UntitledThis all came together last year with the help of a student, Lucas. They worked to test out the idea of an immersion class focusing on 3D printing. With Lucas as the guinea pig, Arias supplied him with a Printrbot kit and sent him off to build it and start 3D printing on his own. As a basic novice, he was indeed able to research how to assemble the Printrbot, complete it, 3D print, and even troubleshoot issues he was having, especially at first. According to Lucas, his first print was especially tricky.

“It was all wiry and the layers weren’t sticking,” said Lucas, “But I thought to myself that even if this is the best my printer can do, this is still the coolest thing I’ve ever done.”

Evaluating the process Lucas went through was extremely helpful, and in examining the issues in detail is probably what is leading to such great success now. They saw that they would need the following:

  • A predictable learning experience
  • An actual 3D printer kit
  • Flexible, user-friendly software

“Simplify3D met and exceeded all of these requirements,” said Arias. “My students have what they need for an easy startup experience, but they also have the software tools to advance to more complicated printing projects.”
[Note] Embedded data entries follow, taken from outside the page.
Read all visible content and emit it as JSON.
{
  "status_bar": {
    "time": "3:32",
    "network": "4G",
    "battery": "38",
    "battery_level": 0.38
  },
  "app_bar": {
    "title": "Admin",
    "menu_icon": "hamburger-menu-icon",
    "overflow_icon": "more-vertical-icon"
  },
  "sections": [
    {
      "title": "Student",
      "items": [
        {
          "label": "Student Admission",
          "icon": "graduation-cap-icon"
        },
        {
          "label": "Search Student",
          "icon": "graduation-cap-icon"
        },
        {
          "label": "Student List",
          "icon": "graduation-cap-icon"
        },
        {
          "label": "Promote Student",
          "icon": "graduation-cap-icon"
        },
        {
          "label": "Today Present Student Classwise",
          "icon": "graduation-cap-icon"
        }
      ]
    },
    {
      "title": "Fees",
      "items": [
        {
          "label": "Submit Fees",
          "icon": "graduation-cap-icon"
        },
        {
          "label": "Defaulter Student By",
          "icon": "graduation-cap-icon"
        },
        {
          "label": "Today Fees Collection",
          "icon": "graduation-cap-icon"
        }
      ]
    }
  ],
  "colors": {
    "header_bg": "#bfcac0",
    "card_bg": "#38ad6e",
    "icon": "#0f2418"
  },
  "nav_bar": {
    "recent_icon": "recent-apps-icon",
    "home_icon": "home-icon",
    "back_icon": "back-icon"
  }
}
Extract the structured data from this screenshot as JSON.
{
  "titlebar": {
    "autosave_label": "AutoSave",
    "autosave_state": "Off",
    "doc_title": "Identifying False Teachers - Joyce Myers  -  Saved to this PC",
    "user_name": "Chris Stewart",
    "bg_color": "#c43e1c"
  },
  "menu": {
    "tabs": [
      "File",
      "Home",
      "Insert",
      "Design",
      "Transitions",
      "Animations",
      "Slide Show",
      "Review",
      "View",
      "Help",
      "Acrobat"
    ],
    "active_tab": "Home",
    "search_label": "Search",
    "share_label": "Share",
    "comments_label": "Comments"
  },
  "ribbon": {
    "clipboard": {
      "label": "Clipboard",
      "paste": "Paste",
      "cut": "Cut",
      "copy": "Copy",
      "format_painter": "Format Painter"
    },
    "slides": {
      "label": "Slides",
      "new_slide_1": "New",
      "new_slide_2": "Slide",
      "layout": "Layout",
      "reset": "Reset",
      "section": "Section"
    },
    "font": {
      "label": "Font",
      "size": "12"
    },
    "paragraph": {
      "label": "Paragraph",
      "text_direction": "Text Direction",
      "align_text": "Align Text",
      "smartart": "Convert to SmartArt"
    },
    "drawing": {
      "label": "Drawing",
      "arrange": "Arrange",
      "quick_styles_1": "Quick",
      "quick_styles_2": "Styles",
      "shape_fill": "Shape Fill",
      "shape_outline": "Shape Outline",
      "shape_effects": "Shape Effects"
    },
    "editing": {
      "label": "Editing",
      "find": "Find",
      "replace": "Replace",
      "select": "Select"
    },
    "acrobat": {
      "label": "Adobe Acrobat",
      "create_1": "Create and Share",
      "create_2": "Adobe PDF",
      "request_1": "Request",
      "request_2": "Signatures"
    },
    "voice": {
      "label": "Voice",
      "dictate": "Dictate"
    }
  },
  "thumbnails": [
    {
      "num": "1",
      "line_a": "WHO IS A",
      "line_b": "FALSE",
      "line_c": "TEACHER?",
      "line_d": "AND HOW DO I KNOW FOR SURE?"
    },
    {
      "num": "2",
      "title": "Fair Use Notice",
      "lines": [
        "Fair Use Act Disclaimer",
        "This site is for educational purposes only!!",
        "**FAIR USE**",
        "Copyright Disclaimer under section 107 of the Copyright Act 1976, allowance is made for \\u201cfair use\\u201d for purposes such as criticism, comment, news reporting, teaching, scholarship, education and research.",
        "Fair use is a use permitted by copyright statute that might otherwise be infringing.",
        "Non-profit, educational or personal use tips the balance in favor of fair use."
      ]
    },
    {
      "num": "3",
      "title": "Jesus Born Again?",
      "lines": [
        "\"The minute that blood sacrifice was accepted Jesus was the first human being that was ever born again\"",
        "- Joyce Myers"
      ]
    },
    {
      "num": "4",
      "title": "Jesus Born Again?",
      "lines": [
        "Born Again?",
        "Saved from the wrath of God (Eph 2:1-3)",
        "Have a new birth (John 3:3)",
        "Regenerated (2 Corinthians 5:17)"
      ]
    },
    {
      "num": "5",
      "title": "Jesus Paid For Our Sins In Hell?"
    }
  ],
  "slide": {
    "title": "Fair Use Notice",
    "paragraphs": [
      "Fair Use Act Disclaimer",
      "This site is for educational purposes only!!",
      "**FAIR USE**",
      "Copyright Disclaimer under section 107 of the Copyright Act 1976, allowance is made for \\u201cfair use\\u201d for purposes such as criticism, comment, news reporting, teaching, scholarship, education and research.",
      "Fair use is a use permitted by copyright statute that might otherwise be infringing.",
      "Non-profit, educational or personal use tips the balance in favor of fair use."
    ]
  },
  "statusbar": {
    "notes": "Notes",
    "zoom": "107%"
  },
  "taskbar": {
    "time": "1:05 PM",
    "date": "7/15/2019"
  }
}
While students were able to troubleshoot efficiently online, they were also able to work in a much more streamlined manner thanks to the Simplify3D Print Quality Troubleshooting Guide  which we followed the release of just recently. This guide is a godsend for many as it offers so much concise wisdom and addresses so many common issues–especially for the novice.

Untitled

The Simplify3D Software being used in the lab at Oakwood.

Not surprisingly, the immersion class has been hugely popular, and ‘signups’ more than tripled capacity. With such an outpouring of enthusiasm for the program, they are adding a ‘How to Build a 3D Printer’ camp for the summer of next year so as not to leave out additional applicants.

As an example of the wonders of this type of program, Zoe, a tenth-grader, is highlighted after working as a teaching assistant last year in the Immersion Program. She actually ‘cascaded’ her knowledge to a nearby school as well because they did not have similar resources. Going so far as to organize a complete outreach program for the other school, Zoe was able to pass on the same enthusiasm and excitement to an entirely separate group of students in giving them an intro to 3D printing and information about why a STEAM curriculum is so important for today’s education.

“The response from the students during the first class was incredible,” said Zoe. “Their awe and curiosity, their excitement about the possibilities, and their interest as to how the 3D printers worked allowed me to experience the same wonder I felt when I first saw a 3D printer in action.”

For this past year, they were able to open the class up to over 100 elementary students. Now that’s a true example of the cascading learning experience as inspiration trickles down from other souls who have just learned something amazing themselves.

Printrbot, Simplify3D, BuildTak, and Polymaker have all contributed resources and materials to the Oakwood Immersion Program.